Алхимик в маске, переглянувшись с Брацисом, кивнул и попятился к двери. Но буквально тут же он врезался в косяк с диким грохотом и потерял сознание. Это инспектор с разбега двинул его плечом. Затем, не обращая внимания на двух других алхимиков, выбежал и сгинул в коридоре.
– Он выглядел таким идиотом, что действительно был очень похож, – с сожалением пробормотал Брацис.

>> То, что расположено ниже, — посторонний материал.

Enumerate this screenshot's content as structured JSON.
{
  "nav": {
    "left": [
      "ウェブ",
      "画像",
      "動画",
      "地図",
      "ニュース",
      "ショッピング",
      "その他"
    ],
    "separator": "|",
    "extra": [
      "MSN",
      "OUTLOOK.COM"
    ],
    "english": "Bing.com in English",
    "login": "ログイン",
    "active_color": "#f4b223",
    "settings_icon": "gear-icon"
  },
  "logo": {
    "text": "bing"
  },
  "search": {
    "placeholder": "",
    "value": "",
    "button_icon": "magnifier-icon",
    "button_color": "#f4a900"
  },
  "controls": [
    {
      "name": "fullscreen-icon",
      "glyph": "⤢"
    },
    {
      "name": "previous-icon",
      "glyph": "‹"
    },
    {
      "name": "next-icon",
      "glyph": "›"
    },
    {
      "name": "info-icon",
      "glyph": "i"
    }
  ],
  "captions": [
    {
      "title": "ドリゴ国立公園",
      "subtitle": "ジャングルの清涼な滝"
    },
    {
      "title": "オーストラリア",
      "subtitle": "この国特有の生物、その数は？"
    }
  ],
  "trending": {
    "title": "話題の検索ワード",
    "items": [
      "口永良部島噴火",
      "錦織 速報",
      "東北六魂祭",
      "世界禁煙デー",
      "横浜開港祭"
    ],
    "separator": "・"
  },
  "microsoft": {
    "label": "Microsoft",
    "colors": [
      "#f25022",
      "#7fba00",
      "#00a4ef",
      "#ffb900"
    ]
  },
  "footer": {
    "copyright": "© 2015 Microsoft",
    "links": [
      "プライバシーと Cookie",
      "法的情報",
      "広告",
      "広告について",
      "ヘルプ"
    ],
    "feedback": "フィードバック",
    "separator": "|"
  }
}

– Настоящий профессионал. Но далеко не уйдет, – Кроос, хищно улыбнувшись, выбежал следом за мнимым инспектором.
Однако дважды обежав весь этаж, помощник главного алхимика несколько разуверился в мысли о том, что самозванец не сможет далеко уйти. Тот будто в Аид провалился, даже дыры за собой не оставив. Младшие члены гильдии, которых оторвали от опытов и заставили обыскивать узкие извилистые коридоры, лаборатории и кладовые, медлили и тоскливо косились на оставленные склянки. "Оборванец" инспектор Лавраниус, об одежде для которого так никто и не позаботился, носился туда-сюда, завернувшись в ветхую тряпку, и грозился обрушить все кары небесные на своего обидчика.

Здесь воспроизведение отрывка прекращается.